5 An experiment was undertaken to collect information on the burning of a specific type of wood as a source of energy. At given fixed levels of the wood's moisture content, \(x\) per cent, its corresponding calorific value, \(y \mathrm { MWh } /\) tonne, on burning was determined. The results are shown in the table.

1. Explain why calorific value is the response variable.
2. Calculate the equation of the least squares regression line of \(y\) on \(x\), giving your answer in the form \(y = a + b x\).
3. Interpret, in context, your values for \(a\) and \(b\).
4. Use your equation to estimate the wood's calorific value when it has a moisture content of 27 per cent.
5. Calculate the value of the residual for the point \(( 35,2.5 )\).
6. Given that the values of the 13 residuals lie between - 0.28 and + 0.23 , comment on the likely accuracy of your estimate in part (d).
7. 1. Give a general reason why your equation should not be used to estimate the wood's calorific value when it has a moisture content of 80 per cent.
   2. Give a specific reason, based on the context of this question and with numerical support, why your equation cannot be used to estimate the wood's calorific value when it has a moisture content of 80 per cent.

6 Twins Alec and Eric are members of the same local cricket club and play for the club’s under 18 team.
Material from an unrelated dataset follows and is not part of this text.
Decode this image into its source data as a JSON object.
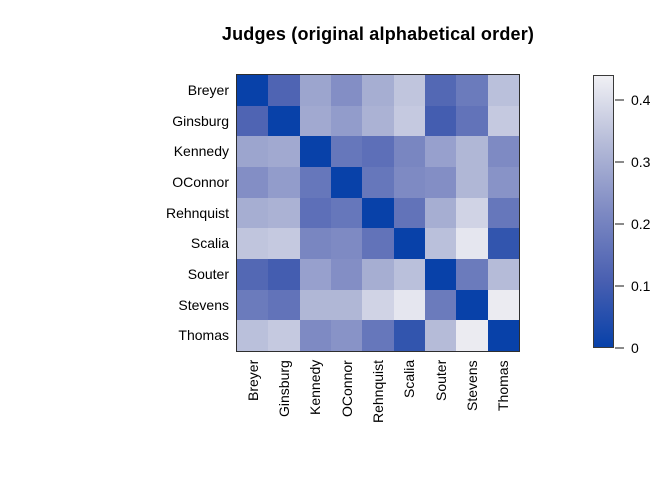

The probability that Alec is selected to play in any particular game is 0.85 .
The probability that Eric is selected to play in any particular game is 0.60 .
The probability that both Alec and Eric are selected to play in any particular game is 0.55 .

1. By using a table, or otherwise:
   1. show that the probability that neither twin is selected for a particular game is 0.10 ;
   2. find the probability that at least one of the twins is selected for a particular game;
   3. find the probability that exactly one of the twins is selected for a particular game.
2. The probability that the twins' younger brother, Cedric, is selected for a particular game is:
   0.30 given that both of the twins have been selected;
   0.75 given that exactly one of the twins has been selected;
   0.40 given that neither of the twins has been selected. Calculate the probability that, for a particular game:
   1. all three brothers are selected;
   2. at least two of the three brothers are selected.
      (6 marks)

7 A random sample of 50 full-time university employees was selected as part of a higher education salary survey. The annual salary in thousands of pounds, \(x\), of each employee was recorded, with the following summarised results. $$\sum x = 2290.0 \quad \text { and } \quad \sum ( x - \bar { x } ) ^ { 2 } = 28225.50$$ Also recorded was the fact that 6 of the 50 salaries exceeded \(\pounds 60000\).

1. 1. Calculate values for \(\bar { x }\) and \(s\), where \(s ^ { 2 }\) denotes the unbiased estimate of \(\sigma ^ { 2 }\).
   2. Hence show why the annual salary, \(X\), of a full-time university employee is unlikely to be normally distributed. Give numerical support for your answer.
2. 1. Indicate why the mean annual salary, \(\bar { X }\), of a random sample of 50 full-time university employees may be assumed to be normally distributed.
   2. Hence construct a \(99 \%\) confidence interval for the mean annual salary of full-time university employees.
3. It is claimed that the annual salaries of full-time university employees have an average which exceeds \(\pounds 55000\) and that more than \(25 \%\) of such salaries exceed £60000. Comment on each of these two claims.